II. Zur Distanzierung vom 3. Senat
Soweit der „auch zuständig gewesene“ 3. Senat des BSG der Leistungsablehnung der Krankenkasse im Versicherungsverhältnis jegliche Relevanz für den Vergütungsanspruch des bösgläubigen Leistungserbringers abgesprochen hatte, „hält der erkennende Senat hieran nicht fest“. [30] Das Gericht zitiert eine Entscheidung des 3. Senats aus dem Jahre 2002, [31] in der dieser feststellt, dass der im Versicherungsverhältnis ergangene Verwaltungsakt das im Gleichordnungsverhältnis zur Krankenkasse stehende Krankenhaus nicht binden kann und das auch dann gelte, wenn ihm die getroffene Entscheidung „zur Kenntnis gegeben wird“. [32] Der 1. Senat begründet seine abweichende Auffassung mit dem Satz: „Dies wäre mit der späteren Entscheidung des Großen Senats vom 25.9.2007 nicht vereinbar.“ [33]

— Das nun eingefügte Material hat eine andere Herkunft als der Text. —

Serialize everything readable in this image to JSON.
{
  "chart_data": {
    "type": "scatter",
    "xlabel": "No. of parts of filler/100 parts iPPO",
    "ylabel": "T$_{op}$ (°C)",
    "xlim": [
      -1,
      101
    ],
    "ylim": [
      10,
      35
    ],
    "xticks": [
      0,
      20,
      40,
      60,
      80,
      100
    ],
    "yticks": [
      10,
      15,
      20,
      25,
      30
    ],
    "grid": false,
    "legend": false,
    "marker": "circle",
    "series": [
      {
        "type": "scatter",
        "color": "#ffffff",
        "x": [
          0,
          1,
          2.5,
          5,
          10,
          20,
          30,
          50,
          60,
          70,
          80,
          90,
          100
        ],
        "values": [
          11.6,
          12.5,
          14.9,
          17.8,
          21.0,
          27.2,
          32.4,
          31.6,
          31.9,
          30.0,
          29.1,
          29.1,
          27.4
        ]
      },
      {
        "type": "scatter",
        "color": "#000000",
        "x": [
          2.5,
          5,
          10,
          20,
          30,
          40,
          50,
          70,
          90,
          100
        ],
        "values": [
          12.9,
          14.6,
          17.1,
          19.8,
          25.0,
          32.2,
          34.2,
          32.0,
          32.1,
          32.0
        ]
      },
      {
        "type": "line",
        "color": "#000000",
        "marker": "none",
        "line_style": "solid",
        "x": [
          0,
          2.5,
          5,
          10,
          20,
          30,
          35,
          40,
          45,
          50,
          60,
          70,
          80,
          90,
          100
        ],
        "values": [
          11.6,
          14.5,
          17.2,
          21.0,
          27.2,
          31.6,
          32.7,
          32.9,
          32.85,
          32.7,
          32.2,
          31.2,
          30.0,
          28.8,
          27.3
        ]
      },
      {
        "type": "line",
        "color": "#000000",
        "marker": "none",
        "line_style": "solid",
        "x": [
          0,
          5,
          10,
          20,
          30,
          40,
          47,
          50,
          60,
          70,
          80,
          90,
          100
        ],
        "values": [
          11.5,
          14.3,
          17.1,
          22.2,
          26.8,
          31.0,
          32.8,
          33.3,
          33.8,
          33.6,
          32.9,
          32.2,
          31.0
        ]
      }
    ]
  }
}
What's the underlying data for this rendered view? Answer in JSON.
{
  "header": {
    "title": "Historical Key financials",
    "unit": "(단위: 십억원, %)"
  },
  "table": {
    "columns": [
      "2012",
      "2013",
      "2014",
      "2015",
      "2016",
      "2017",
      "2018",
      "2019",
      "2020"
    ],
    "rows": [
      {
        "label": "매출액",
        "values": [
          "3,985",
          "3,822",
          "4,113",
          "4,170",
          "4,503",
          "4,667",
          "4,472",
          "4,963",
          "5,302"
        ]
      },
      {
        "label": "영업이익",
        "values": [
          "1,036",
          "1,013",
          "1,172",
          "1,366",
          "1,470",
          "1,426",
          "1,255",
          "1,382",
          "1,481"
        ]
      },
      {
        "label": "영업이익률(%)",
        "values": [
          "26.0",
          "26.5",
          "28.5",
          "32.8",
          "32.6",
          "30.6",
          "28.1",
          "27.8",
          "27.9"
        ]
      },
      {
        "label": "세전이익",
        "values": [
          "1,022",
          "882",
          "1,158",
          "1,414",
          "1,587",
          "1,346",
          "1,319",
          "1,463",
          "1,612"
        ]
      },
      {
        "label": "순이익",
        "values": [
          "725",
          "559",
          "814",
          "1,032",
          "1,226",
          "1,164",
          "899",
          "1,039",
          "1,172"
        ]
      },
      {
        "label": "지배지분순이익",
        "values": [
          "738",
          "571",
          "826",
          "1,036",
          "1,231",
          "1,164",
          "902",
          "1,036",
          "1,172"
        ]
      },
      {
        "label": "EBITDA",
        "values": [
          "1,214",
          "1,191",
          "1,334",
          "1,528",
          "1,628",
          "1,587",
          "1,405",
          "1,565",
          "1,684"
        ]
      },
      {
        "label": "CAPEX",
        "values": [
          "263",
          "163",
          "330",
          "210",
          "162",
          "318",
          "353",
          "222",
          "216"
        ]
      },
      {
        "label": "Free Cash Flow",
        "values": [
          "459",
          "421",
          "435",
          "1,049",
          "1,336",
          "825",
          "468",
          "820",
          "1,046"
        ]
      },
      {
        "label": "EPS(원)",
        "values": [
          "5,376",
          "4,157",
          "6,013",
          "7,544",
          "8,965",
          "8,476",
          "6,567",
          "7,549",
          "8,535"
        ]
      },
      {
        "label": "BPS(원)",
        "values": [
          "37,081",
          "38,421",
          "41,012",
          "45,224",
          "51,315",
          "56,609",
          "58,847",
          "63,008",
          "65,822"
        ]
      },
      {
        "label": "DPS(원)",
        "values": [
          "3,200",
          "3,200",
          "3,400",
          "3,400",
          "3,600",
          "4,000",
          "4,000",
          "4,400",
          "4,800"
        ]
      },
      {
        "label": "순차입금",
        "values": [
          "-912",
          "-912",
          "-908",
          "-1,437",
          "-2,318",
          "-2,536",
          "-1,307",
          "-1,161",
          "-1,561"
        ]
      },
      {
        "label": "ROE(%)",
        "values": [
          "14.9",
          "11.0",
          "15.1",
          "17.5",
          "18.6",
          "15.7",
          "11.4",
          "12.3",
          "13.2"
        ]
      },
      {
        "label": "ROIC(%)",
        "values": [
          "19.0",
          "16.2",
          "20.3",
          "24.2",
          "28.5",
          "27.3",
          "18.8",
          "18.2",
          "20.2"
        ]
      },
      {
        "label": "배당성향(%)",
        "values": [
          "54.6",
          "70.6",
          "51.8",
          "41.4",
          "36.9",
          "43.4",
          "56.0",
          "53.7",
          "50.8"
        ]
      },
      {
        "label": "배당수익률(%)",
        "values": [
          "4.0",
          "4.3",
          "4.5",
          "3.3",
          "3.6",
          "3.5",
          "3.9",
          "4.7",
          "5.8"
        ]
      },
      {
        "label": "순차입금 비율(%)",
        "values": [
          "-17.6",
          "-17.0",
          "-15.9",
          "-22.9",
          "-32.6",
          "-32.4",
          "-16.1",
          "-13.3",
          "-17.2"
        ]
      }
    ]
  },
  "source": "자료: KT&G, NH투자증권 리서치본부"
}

III. Die Bestandskraft der Leistungsablehnung
Naturgemäß wird auch die Frage der Bestandskraft des im Versicherungsverhältnis ergangenen Verwaltungsakts erörtert – das geschieht allerdings sehr knapp und auf eine aus Sicht des Verwaltungsrechts überraschende Art und Weise. [34] Ohne sich näher mit den Konsequenzen der im Übrigen zuvor grundsätzlich verneinten Bestandskraft des Verwaltungsakts für das Krankenhaus zu befassen, stellt der 1. Senat lediglich fest, dass er zu der Auffassung „neige“, dass „die KK sich mit Blick auf § 44 SGB X auch gegenüber dem bösgläubigen Krankenhaus nicht auf die formelle Bestandskraft der Leistungsablehnung berufen kann, wenn im Vergütungsrechtsstreit die Erforderlichkeit der Behandlung nach umfassender Prüfung des Sachverhalts festgestellt wird“. [35] Diese Feststellung sei aber zu trennen von dem infolge der Nichtdurchführung eines Prüfverfahrens bestehenden Unmöglichkeit der Krankenkasse, die fehlende Erforderlichkeit zu belegen – bei Kenntnis des Krankenhauses von der Leistungsablehnung könne dies Konsequenzen für die Handhabung des § 275 Abs. 1c SGB V bzw. § 275c SGB V haben. [36]
IV. Teleologische Reduktion der §§ 275 bzw. 275c SGB V
Der „bösgläubige Leistungserbringer“ ist dem 1. Senat offensichtlich ein „Dorn im Auge“. Angesichts der immer weitere Kreise ziehenden Rechtsprechung des Gerichts zum Wegfall des Vergütungsanspruchs [37] hätte man eigentlich auch im hiesigen obiter dictum eine entsprechende Aussage erwartet. Der Vergütungsanspruch des Krankenhauses könnte schlicht entfallen, wenn es eine ihm bekannte Leistungsablehnung der Krankenkasse nicht beachtet. So weit wagt sich der 1. Senat allerdings nicht vor – wohl auch, weil es anders als etwa bei einer Verletzung der Aufklärungspflicht [38] so gar keinen gesetzlichen Anknüpfungspunkt gibt, an dem sich das „festmachen“ ließe. Der Kreativität des Senats sind aber scheinbar keine Grenzen gesetzt – stattdessen wird nämlich das durch die Bösgläubigkeit bedingte „Fehlverhalten“ des Krankenhauses verkoppelt mit einer Nichtgeltung der in § 275 Abs. 1c S. 2 SGB V bzw. heute in § 275c Abs. 1 SGB V normierten und in der PrüfvV [39] konkretisierten Ausschlussfristen: In einem Fall, in dem die Krankenkasse es versäumt hat, ein Prüfverfahren durchzuführen, könne es dem Krankenhaus „unter Umständen verwehrt sein“, „sich auf die zu seinen Gunsten eingreifenden Ausschlussfristen … zu berufen.“ Warum das so sein sollte und welche Umstände konkret eine Rolle spielen könnten, lässt der 1. Senat offen.